Just click the "import" button in the "manage" view of your pieces and you'll be invited to pick a file. Once you select it a progress display appears. When the import completes, statistics are provided displaying the count of successful records and errors.

If you click "cancel" before the import is complete, all pieces imported so far are deleted.

Importing rich text (HTML) rather than plaintext

By default, if you create a column in your CSV file for a field of type area, it will be imported as plaintext. Any special characters like < and > will be escaped so the user can see them. HTML is not supported.

To import areas as rich text HTML markup, set the importAsRichText: true property of the area field in your schema.

For historical reasons, the apostrophe-pieces-export module behaves the opposite way by default. You can set importAsRichText: true or exportAsPlaintext: true to force them to behave the same way.

Updating existing pieces

You can also update existing pieces via this module.

To do that, you will need one (and only one) key column in your file. This column's name must be exactly the name of the existing field that uniquely identifies each row as an update of a specific existing piece, followed by :key.

For instance, if you need to change the usernames of users in bulk, you might prepare a CSV file like this:

username:key,username
bobsmith,bob.smith
janedoe,jane.doe

The key column is the old value. You may optionally also present a new value for that same column in a separate column without :key. You may also include other columns, as you see fit. The important thing is that you must have one and only one :key column in order to carry out updates.

Mixing inserts and updates

If a row has no value for your :key column, it is treated as an insert, rather than an update.

Updating unpublished and trashed documents is allowed

Since version 2.11, you may update docs that are unpublished or in the trash.

Note that it is also possible to publish (or unpublish) a doc via this module, by setting the publish property to 1 (published) or 0 (unpublished).

Similarly, you may trash a doc via this module by setting the trash property to 1 (in the trash) or 0 (not in the trash).

Importing joins

joinByOne and joinByArray columns may be imported. For joinByOne the column can match the title or the _id of the doc you're joining to (of course, title is not a useful option if they are not unique). For joinByArray it can be a comma-separated list of titles or _ids, however note that titles with commas cannot be matched in this way; in practice a list of _ids is the best option here.

The doc being joined to must already exist; if not the join will not be populated. If you need to import both, import things being joined to before the things that join with them.

Localization, imports and apostrophe-workflow

When using apostrophe-workflow for localization new inserts made with the apostrophe-pieces-import module will always be in the current locale. The same is true for updates.
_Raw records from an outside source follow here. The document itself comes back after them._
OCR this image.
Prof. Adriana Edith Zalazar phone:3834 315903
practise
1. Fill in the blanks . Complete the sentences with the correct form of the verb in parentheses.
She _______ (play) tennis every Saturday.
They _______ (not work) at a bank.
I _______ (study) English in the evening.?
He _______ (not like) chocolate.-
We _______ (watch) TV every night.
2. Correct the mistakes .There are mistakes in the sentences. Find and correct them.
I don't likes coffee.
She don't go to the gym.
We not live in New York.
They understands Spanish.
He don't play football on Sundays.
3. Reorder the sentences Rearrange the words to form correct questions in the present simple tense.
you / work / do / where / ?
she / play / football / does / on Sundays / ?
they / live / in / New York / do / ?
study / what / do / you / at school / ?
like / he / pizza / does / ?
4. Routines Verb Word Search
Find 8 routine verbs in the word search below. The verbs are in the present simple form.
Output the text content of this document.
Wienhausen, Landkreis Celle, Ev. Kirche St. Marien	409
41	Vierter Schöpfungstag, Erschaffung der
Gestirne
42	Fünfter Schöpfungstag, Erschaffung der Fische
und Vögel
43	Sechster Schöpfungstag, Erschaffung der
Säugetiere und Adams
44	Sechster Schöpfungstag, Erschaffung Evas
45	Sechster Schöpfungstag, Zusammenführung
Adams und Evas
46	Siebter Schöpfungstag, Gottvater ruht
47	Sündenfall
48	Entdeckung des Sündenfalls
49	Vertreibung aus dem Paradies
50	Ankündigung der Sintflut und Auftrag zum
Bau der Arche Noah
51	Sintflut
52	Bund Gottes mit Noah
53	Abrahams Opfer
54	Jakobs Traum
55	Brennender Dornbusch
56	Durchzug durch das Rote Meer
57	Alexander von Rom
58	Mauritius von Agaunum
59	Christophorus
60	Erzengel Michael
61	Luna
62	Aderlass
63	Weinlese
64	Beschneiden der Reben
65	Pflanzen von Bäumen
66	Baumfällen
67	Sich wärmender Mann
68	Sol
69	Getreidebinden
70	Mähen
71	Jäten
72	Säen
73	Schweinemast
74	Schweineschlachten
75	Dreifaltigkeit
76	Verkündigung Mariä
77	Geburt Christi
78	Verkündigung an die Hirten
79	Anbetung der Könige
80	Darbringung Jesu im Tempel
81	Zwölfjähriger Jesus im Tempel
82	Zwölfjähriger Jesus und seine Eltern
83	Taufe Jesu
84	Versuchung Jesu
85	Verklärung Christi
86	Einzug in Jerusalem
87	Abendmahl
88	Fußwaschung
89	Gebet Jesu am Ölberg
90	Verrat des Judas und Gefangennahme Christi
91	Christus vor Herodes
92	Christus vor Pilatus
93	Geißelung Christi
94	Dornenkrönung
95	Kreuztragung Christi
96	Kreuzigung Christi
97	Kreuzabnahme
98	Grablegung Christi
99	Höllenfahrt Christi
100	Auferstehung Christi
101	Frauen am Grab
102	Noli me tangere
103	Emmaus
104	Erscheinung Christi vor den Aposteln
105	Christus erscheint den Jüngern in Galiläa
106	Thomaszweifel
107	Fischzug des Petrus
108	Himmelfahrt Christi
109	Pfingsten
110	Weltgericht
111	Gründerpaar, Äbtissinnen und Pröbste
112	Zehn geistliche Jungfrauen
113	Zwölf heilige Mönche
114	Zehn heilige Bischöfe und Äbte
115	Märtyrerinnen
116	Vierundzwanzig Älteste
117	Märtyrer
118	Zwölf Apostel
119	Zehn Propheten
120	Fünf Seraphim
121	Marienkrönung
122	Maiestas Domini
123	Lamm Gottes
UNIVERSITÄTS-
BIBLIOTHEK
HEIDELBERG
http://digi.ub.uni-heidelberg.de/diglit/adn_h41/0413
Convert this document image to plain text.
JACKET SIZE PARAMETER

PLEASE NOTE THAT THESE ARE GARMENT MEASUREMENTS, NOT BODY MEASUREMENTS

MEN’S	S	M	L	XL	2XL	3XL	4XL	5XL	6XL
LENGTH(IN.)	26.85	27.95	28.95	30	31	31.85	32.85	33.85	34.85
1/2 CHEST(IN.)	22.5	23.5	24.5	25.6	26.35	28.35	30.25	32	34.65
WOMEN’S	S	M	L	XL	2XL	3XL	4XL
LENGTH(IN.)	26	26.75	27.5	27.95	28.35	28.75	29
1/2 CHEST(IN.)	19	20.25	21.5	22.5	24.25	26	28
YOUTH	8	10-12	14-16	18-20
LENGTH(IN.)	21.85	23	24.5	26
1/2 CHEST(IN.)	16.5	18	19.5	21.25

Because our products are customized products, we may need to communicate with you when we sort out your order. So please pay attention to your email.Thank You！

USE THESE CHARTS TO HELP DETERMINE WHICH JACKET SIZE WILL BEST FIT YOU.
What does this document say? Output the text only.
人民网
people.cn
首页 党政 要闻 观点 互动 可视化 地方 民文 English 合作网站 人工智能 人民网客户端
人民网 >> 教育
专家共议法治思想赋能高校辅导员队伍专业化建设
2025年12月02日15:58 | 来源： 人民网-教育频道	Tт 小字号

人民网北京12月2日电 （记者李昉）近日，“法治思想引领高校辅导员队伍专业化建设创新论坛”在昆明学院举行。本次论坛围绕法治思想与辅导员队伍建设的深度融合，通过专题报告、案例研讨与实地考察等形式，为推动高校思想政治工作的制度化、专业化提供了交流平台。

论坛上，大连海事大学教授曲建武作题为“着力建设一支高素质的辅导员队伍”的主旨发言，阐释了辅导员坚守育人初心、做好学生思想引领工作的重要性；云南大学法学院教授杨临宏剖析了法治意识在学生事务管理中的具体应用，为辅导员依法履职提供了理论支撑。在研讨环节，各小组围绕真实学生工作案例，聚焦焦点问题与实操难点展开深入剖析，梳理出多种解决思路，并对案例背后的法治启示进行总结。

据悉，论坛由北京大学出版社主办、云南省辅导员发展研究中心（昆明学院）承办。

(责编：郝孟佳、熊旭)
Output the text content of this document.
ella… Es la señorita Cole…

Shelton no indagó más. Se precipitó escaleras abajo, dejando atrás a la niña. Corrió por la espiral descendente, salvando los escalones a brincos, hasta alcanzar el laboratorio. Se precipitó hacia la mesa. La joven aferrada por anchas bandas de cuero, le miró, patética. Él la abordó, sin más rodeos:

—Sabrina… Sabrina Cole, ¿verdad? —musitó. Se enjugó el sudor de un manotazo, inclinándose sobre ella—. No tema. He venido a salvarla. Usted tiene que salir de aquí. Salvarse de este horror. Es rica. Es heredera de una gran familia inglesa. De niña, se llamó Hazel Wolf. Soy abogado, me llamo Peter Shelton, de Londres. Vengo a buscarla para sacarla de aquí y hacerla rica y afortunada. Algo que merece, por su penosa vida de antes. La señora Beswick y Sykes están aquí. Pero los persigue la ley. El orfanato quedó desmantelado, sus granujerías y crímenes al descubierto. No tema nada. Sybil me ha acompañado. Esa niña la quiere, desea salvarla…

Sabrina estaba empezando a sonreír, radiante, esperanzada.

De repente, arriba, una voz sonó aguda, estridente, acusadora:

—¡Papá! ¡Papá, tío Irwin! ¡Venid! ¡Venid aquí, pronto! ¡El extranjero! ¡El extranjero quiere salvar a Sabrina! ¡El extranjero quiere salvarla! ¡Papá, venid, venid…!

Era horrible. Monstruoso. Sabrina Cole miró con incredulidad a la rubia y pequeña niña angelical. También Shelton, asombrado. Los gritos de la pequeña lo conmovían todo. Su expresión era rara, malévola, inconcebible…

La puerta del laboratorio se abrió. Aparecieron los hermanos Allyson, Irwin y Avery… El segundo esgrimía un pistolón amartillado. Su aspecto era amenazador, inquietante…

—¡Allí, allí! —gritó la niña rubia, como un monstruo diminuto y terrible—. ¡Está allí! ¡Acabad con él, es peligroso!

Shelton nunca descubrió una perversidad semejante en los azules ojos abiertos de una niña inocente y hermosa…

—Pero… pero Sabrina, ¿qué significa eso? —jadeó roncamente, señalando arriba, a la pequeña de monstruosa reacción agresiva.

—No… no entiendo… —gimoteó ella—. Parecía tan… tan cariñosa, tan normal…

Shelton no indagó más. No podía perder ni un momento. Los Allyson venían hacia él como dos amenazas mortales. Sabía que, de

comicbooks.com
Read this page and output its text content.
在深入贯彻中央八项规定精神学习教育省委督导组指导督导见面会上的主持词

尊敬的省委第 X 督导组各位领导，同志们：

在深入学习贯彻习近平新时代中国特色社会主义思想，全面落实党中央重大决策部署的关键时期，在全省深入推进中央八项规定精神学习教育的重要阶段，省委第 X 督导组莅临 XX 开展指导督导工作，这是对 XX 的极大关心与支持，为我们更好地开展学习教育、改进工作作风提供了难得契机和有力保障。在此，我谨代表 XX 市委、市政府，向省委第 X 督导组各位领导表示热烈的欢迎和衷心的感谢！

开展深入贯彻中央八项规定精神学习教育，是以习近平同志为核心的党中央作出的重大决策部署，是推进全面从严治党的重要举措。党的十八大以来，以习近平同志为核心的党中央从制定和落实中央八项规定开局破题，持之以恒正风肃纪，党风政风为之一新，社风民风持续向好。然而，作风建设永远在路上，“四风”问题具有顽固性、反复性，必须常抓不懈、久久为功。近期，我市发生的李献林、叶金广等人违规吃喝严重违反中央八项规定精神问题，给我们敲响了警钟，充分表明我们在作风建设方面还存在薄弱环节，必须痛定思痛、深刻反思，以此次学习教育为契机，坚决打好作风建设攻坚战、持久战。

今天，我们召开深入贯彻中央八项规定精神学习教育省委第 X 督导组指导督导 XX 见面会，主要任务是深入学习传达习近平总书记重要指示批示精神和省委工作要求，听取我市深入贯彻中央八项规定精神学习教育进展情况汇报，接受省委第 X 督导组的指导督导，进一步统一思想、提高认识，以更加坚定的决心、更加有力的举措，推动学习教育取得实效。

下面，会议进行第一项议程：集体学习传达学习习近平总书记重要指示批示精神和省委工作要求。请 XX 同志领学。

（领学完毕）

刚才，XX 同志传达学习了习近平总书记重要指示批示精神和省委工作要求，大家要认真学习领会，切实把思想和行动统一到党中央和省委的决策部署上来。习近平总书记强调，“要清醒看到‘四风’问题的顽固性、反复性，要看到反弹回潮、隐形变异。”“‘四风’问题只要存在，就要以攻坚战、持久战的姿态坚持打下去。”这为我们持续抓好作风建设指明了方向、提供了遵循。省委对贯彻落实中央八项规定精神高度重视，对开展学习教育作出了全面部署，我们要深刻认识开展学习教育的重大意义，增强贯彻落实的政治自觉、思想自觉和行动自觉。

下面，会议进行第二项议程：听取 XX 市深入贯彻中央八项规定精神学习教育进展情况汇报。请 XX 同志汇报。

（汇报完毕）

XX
However, you may use the workflowGuid column as an update key to import, for instance, a Spanish (es) version of an existing English (en) document so that they remain connected.

Let's say you've already imported a piece in English. When you first do that, it also comes into existence in other locales, however it is in the trash until you choose to edit it in other languages.

Now let's say we want to use the importer to bring in a Spanish version. If the English version of a piece has the workflowGuid abcdef, you could switch to the Spanish locale in the usual way and then import a CSV file like this:

workflowGuid:key,title,trash
abcef,En Español,0
111

Note that in addition to setting the title, we are setting trash to 0 so that the piece becomes visible in Spanish.

This works because workflowGuid always has the same value across all locales for the same document.

Currently imports are always to the draft locale. They must go through the usual commit process. Consider using the batch commit operation in the "Manage" view for your piece type.

Extending the import process for your type

By default, the importer simply uses apostrophe schemas to accept all of the fields. You can change this if you need to accept additional or differently formatted information.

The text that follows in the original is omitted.